Prague has an extremely vibrant and varying history from its 1,200 year existence. The city has experienced periods of great prosperity, as well as extreme poverty and deprivation. Being a celtic settlement since the B.C’s, Prague didn’t see any permanent buildings until the creation of Prague castle in the 800’s A.D. Beginning in the 14th century Prague became the cultural and political center of Bohemia. Prague began to see great prosperity throughout the Hapsburg era in the 16th century, which elevated the city to the capital of European culture at this time. Yet, as with any great city, her fortunes saw dark days and for the next couple hundred years Prague saw a devastating mixture or war, plague, political dissent, revolution, and fire (the most devastating of which happened in 1689 which was on par with the great London fire of 1666). But the city found its feet again and began to proper in the 18th century. By the late 19th century the city had transformed from a predominantly German speaking populace into a Czech one, with the influx of Bohemian migrants and cultural assimilation.

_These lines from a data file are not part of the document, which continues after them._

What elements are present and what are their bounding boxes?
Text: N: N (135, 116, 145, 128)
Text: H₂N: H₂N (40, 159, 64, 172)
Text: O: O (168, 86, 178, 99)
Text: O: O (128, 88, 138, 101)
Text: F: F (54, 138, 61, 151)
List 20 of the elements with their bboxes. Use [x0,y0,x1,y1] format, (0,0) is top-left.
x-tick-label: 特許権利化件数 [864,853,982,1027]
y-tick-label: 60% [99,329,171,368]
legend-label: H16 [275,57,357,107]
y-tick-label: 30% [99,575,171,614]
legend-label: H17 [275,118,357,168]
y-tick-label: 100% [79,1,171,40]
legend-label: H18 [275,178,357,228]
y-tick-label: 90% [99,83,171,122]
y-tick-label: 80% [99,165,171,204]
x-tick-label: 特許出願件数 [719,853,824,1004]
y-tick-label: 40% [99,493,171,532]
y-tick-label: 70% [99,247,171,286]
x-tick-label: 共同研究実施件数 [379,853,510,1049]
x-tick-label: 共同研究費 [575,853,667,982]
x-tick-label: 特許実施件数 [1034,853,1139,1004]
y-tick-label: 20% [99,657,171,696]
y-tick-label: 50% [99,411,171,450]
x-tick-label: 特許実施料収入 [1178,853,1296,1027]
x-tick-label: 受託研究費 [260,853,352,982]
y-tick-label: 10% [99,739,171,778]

WWI, which ended the Austro-Hungarian Empire, saw the creation of Czechoslovakia with Prague as its new capital. During WWII the city was occupied by Hitler and declared a protectorate, however the people were defiant (which is typical of the Czech resolve) and fought back, which saw the assassination of one of Nazi Germany’s most powerful men- Reinhard Heydrich. Remarkably the city saw little overall damage compared to other European cities as a result of the war. After WWII most of the German population fled and the city came under the control of the Soviet Union. At the outset the Russians were greeted with praise, but it was not to last. True to their character, the Czech’s were defiant and resisted Soviet control over their freedoms and fought underground campaigns against the regime (including the famous Lenon Wall which I will discuss later on). In 1993 Czechoslovakia split and two states were formed; the Czech Republic and Slovakia. Prague became the capitol of the newly formed Czech Republic and remains the cultural and political hub of the country.
That was just a very brief overview of the city’s history, in reality the city’s history is much more complicated with a complex web of cultural, political, and social entanglements which make any true coherent account impossible.